How long does an ankle prosthesis last?
The ankle prosthesis is an implant recently “mature” after 30 to 40 years of development and progress since the first generations. Current “3rd generation” implants offer reliable results. The most recent studies describe a survival of more than 90% at a 10-years followup. This means that 10 years after surgery, more than nine out of ten patients still have their prosthesis functional.
However, although reliable, it must be considered that the total ankle prosthesis remains an implant still under development.
Choosing between the different surgical options
The main alternative to the ankle prosthesis is the arthrodesis, also called fusion, which has been the reference solution until now. This trend has reversed since the development of the most recent ankle implants.
Arthrodesis is a definitive procedure whose short and long-term consequences are known and reliable. After surgery, an immobilization in a boot is mandatory with forbidden weight-bearing for 3 months. In the long term, walking adapts to the loss of ankle’s mobility, most often without limping. However, the disappeared mobility is partially transferred to the adjacent joints (subtalar, mid-tarsal, knee). They are overloaded and may also develop osteoarthritis. This is an argument in favor of total ankle prosthesis.
Conversely, the ankle prosthesis provides much simpler short-term follow-up, since full weight-bearing is allowed immediately after surgery. The long-term evolution (beyond 10 years) is the least well-known point. The prostheses’ lifespan that we observe today is related to the implants of 10 years ago. Improvements made since then are expected to extend the lifespan of today’s implanted protheses, but this should not be confirmed before the next decade. In case of failure, the ankle prosthesis is removed and “converted” into arthrodesis.
To make a decision the selection criteria are multiple:
- patient’s age at the time of the intervention
- functional request (sports…)
- acceptance or not of the risk of new surgeries
- etc …
Which surgeon for this surgery
The ankle prosthesis is a complex procedure because it requires a rigorous technique in a hardly accessible operating area. The surgeon’s technical skill matters a lot for this surgery.

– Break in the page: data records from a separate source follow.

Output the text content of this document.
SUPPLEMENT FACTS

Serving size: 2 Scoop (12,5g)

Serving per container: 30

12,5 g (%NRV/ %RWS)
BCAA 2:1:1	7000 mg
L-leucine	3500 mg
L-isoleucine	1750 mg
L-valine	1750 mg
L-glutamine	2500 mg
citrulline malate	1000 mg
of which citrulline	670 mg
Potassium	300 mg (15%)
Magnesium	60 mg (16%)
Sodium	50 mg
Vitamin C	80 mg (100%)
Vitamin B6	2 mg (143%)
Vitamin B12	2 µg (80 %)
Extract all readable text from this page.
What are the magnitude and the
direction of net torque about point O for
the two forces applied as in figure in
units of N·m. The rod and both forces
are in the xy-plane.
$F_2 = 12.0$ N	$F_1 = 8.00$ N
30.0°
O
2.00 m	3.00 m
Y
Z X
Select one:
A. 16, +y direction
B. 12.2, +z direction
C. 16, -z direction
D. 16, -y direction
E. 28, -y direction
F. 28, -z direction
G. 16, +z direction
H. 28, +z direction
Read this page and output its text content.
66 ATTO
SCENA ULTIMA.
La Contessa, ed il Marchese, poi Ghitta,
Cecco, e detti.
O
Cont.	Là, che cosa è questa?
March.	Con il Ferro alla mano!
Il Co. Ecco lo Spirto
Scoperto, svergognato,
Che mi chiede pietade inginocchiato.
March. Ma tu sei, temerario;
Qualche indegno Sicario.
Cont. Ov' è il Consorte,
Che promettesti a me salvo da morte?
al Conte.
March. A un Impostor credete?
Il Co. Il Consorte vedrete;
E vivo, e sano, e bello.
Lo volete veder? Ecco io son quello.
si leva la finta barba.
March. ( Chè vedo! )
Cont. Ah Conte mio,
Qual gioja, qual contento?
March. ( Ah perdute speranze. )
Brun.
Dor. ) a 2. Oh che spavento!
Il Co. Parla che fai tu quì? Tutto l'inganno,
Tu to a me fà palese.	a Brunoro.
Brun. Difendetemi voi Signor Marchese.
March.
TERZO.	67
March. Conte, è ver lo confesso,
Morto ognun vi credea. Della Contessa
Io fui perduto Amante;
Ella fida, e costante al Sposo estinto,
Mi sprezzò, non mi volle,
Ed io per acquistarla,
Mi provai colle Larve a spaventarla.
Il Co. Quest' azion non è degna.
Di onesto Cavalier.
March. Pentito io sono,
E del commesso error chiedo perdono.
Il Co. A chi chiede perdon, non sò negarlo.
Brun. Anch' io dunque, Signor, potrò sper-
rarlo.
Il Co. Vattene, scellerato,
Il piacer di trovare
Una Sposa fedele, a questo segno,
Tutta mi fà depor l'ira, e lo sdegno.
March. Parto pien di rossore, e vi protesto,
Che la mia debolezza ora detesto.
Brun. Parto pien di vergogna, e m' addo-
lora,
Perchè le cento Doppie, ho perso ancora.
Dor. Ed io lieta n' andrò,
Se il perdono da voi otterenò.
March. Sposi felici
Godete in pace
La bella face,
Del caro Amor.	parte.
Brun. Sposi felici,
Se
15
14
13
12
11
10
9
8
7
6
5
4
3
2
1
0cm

What’s more, the number of total ankle prostheses implanted every year in the world is quite low compared to other joints’ prostheses such as hip and knee.
As a result, only surgeons who often practice this procedure have acquired the experience brought by the number and the repetition of this operation.
It is therefore best to contact surgeons trained for this procedure. This is all the more true as scientific studies have shown better results for teams with the largest annual number of patients.